Effects of Capn4 knock-out on IκB degradation and NF-κB signaling after MI. A, the upper two panels are representative Western blots for IκB protein from 3–4 out of 6–8 different hearts in each group. The lower panel is the quantification of IκB protein relative to GAPDH. B, the upper panel is a representative Western blot for p65 protein in the nucleus from 2 out of 6 different hearts in each group, and the lower panel is the quantification of p65 protein relative to histone 2A (H2A).

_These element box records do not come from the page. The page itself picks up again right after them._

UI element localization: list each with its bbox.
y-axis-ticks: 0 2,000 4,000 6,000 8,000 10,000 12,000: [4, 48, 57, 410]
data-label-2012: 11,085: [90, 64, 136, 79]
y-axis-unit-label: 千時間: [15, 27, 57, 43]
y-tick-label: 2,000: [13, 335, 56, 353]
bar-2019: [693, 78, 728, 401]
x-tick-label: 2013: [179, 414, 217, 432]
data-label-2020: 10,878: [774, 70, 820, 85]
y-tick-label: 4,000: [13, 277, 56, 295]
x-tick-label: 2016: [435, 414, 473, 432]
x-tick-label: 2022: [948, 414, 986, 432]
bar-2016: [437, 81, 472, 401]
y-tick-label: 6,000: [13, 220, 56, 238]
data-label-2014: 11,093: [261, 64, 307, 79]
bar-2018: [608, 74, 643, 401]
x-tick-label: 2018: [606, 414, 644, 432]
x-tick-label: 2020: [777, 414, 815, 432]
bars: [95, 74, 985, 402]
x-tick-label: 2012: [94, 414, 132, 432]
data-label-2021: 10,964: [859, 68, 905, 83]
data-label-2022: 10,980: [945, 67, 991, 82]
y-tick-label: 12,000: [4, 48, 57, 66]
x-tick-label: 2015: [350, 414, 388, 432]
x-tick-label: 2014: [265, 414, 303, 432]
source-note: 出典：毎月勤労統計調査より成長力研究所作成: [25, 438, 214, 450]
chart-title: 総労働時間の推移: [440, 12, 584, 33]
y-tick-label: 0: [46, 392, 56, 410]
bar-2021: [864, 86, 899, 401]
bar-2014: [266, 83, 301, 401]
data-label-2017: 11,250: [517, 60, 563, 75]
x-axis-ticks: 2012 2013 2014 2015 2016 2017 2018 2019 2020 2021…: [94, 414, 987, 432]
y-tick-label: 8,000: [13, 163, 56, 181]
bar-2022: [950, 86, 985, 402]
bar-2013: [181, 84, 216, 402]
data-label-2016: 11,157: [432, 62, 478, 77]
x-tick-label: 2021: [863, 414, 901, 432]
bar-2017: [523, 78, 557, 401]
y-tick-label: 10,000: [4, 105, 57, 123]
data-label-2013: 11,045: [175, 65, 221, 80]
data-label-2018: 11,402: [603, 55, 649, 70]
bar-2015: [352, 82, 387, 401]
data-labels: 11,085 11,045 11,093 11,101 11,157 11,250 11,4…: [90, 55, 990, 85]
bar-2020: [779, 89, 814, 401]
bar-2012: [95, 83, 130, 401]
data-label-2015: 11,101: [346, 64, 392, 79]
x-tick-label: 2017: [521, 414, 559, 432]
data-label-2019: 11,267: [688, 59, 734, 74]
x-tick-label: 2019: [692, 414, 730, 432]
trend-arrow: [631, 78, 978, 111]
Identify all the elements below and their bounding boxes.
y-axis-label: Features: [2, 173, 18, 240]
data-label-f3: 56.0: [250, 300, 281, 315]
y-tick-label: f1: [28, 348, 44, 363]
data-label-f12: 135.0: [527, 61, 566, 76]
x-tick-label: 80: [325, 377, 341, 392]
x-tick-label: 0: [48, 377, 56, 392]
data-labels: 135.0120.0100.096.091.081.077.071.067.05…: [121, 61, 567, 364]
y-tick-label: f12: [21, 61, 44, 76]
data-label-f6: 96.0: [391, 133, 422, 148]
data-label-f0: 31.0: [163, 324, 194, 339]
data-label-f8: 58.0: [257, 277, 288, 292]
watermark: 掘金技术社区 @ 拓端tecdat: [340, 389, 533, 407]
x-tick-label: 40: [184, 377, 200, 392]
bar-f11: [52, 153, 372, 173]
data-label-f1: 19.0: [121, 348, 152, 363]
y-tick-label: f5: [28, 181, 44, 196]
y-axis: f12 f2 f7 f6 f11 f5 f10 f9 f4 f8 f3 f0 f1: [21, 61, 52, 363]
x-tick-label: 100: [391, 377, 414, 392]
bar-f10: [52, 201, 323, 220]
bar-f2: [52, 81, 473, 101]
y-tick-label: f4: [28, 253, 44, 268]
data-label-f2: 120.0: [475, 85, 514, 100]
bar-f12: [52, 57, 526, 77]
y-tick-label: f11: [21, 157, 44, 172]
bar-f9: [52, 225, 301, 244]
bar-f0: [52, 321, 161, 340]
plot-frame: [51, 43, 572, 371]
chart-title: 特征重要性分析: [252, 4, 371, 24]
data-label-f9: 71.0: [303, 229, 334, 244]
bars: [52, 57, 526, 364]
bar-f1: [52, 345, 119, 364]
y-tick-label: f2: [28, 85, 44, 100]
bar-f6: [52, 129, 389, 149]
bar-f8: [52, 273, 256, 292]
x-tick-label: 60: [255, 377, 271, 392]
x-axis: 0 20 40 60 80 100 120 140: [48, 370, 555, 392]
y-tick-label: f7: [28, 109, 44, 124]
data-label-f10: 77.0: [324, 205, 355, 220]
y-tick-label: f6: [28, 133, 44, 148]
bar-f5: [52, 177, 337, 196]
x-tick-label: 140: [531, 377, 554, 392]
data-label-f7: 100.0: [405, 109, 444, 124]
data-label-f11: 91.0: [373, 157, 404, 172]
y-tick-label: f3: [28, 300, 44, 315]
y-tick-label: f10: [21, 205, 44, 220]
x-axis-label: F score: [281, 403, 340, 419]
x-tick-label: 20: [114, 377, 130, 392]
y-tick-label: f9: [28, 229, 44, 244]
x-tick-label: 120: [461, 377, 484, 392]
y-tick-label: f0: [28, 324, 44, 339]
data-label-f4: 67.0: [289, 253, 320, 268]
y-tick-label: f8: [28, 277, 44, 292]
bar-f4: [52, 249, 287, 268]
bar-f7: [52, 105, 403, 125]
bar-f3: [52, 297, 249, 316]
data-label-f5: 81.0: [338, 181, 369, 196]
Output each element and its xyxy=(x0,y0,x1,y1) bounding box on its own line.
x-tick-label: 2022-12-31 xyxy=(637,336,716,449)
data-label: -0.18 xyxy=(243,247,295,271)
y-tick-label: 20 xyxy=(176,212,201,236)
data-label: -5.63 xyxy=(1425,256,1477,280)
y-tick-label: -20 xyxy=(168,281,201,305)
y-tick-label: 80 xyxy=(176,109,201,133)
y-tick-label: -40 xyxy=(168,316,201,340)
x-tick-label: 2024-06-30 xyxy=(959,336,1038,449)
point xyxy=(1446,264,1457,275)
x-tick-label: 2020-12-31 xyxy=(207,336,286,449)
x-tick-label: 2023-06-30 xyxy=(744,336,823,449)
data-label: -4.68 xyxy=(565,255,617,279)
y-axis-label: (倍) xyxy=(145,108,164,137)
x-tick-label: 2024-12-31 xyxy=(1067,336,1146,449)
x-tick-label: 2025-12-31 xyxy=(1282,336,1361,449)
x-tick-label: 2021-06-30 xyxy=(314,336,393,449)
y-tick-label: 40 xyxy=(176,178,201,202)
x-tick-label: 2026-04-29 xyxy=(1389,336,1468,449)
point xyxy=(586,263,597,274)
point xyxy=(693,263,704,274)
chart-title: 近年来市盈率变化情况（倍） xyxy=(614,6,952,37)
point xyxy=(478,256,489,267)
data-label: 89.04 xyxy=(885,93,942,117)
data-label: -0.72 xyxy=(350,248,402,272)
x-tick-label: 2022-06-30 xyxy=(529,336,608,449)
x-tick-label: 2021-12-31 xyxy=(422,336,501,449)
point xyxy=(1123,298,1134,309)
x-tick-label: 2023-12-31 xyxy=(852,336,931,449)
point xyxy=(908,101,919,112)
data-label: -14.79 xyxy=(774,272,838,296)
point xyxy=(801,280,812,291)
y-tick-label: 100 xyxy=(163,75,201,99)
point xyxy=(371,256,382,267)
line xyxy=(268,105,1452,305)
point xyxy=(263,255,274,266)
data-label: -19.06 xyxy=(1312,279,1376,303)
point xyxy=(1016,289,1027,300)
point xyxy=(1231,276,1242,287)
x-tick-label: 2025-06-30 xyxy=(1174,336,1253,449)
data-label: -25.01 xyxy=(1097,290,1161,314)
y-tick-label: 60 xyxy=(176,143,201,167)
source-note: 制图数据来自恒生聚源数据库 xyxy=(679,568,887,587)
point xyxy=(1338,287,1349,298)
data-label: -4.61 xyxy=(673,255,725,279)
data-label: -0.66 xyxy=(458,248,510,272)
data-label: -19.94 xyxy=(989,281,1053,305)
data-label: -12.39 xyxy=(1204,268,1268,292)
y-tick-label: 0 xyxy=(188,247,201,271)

C, NF-κB activity was measured in Sham and MI Capn4^pz/pz and Capn4-ko hearts. D and E, the mRNA levels of TNF-α (D) and Mcp-1 (E) were measured in noninfarcted areas 7 days after MI. Data are mean ± S.D., n = 6–8. *, p < 0.05 versus sham group; #, p < 0.05 versus MI in Capn4^pz/pz mice.

FIGURE 6.

Effects of Capn4 knock-out on inflammation after MI. A, myeloperoxidase activity was measured in the infarct areas of Capn4^pz/pz and Capn4-ko hearts 7 days after MI. B, the mRNA levels of CD68 were measured in noninfarcted areas 7 days after MI. C, the representative immunohistological staining for macrophages in cardiac frozen tissues from six different MI hearts in each group (red-purple signal, arrows showing mast cell, magnification ×4). D, the upper panel is the representative staining for mast cells from six different MI hearts in each group (yellow-brown signal, magnification ×40), and the lower panel is the quantification of mast cell numbers per section. Data are mean ± S.D., n = 6–8. *, p < 0.05 versus sham group; #, p < 0.05 versus MI in Capn4^pz/pz mice.